First, in his darkness, Job could only look back. In this chapter, there is no forward looking—no future hope. He could only lament all the affliction that had befallen him.

Second, in his darkness, Job could find no rest. Unlike some of the other chapters in this book, Job could not seem to find any glimmer of hope in his darkness. His lament does not end with a glorious, Habakkuk-like cry of faith. It’s all restless darkness. But it is deeply honest.

As we reflect on Job’s bitter lament, we should pause to consider at least four important truths.

First, we must recognise that genuine believers may go through times of desperate depression. No one would call Job’s faith into question despite his darkness. We must be careful of questioning a person’s profession to faith because they experience deep darkness.

Second, affliction is no sure evidence that someone is not a believer, or that they have somehow sinned against God despite their belief.
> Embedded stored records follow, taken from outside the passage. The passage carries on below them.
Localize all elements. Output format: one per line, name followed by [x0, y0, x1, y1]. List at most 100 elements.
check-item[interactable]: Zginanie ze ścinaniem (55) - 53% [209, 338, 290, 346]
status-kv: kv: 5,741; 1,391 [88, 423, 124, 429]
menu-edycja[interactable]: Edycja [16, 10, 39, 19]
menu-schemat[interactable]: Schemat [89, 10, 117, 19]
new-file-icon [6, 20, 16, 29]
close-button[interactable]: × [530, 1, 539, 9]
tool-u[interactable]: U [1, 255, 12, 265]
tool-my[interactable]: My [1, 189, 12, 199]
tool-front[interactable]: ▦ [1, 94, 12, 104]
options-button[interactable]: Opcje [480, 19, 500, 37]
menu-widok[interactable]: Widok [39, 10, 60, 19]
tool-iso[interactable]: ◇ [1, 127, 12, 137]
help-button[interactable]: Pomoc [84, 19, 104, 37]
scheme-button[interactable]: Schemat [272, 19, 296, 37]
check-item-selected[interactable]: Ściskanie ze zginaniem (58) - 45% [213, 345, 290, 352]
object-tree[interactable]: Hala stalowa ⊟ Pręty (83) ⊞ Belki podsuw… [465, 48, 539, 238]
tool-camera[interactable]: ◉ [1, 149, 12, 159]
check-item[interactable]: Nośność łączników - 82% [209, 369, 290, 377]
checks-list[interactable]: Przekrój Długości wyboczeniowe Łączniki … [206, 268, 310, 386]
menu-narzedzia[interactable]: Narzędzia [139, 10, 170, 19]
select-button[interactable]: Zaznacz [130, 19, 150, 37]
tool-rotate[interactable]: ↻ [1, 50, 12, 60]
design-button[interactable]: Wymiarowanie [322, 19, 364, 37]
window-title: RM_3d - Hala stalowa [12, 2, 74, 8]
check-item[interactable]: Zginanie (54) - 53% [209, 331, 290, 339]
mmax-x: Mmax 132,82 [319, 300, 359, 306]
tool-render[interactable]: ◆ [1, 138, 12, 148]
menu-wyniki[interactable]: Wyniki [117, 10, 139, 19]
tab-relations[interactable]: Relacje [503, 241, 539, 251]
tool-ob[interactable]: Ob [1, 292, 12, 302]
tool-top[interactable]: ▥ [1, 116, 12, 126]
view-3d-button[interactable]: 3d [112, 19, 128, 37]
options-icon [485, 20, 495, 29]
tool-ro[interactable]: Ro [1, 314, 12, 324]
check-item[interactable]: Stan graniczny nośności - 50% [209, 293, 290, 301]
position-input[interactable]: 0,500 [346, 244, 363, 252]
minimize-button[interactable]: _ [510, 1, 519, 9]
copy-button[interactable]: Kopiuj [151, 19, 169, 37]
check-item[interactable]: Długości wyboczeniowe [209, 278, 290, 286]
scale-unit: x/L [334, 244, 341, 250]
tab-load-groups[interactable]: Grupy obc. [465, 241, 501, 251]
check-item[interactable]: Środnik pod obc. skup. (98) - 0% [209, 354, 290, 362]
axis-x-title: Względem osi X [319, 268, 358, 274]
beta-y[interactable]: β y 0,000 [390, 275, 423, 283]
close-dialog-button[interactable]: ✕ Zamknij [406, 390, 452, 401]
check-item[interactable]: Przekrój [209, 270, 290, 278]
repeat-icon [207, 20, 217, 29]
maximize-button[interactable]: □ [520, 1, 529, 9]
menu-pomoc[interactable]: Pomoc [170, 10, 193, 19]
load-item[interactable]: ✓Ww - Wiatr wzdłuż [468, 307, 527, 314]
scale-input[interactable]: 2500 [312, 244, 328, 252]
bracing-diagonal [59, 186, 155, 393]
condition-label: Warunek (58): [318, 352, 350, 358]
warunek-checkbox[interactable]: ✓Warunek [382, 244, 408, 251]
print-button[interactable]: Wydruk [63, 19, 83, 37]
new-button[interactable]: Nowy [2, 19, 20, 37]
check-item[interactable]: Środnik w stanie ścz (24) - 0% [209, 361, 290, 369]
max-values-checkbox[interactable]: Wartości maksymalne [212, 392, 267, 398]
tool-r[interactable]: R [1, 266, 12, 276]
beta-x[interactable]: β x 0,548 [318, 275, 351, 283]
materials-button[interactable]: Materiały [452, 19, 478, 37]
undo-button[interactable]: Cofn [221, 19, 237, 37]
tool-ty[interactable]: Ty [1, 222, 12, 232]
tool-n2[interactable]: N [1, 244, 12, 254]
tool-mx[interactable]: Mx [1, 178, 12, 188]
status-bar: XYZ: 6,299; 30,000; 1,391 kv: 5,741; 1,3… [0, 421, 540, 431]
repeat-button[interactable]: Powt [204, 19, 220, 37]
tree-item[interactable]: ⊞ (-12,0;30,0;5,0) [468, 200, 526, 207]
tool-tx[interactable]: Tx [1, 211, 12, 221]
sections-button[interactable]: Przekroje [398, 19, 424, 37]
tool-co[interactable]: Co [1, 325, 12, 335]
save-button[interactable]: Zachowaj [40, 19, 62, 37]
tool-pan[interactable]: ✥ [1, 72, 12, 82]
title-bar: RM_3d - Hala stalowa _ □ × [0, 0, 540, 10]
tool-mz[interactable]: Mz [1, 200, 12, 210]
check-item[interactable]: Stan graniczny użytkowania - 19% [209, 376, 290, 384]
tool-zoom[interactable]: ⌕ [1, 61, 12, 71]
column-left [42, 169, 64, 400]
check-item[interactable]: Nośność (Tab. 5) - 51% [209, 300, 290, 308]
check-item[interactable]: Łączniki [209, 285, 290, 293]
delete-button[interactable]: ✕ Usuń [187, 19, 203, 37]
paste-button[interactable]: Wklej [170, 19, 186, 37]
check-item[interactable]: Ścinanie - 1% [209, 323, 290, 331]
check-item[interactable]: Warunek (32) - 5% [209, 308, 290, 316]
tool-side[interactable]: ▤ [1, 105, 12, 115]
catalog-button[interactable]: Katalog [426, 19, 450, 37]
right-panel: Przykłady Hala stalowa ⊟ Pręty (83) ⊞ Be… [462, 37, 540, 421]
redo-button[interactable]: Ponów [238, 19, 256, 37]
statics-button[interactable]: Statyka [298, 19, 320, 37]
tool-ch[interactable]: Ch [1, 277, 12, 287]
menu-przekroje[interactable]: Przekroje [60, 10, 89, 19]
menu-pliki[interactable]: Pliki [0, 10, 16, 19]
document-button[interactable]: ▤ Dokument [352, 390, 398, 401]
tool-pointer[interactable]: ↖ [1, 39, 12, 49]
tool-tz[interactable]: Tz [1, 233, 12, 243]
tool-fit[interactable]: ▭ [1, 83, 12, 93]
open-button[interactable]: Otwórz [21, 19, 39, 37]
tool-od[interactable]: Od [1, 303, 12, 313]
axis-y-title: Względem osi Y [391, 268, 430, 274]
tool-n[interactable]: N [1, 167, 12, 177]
Job was a blameless believer who experienced suffering beyond what most of us can imagine. It is possible for a believer, who has not sinned, to face utter dereliction from God’s hand.

Third, be prepared that your close walk with Christ may result in you walking through times of deep darkness—perhaps even deeper than if you had compromised in your walk with him. It was because Job was so upright that he faced such affliction.

Fourth, learn from Job’s affliction how to weep with those who weep. It is a sad reality, which has been noted by many, that Job’s friends were at their best in 2:11–13—when they were silent. Their folly begins to unfold in chapter 4. Often, people who are in deep despair don’t need our words of wisdom as much as they need to know that we mourn with them.

As you reflect on Job 3 this morning, ask God to help you learn these lessons, so that you will not condemn those who suffer affliction but, prepared to face affliction yourself, will learn to weep with those who weep.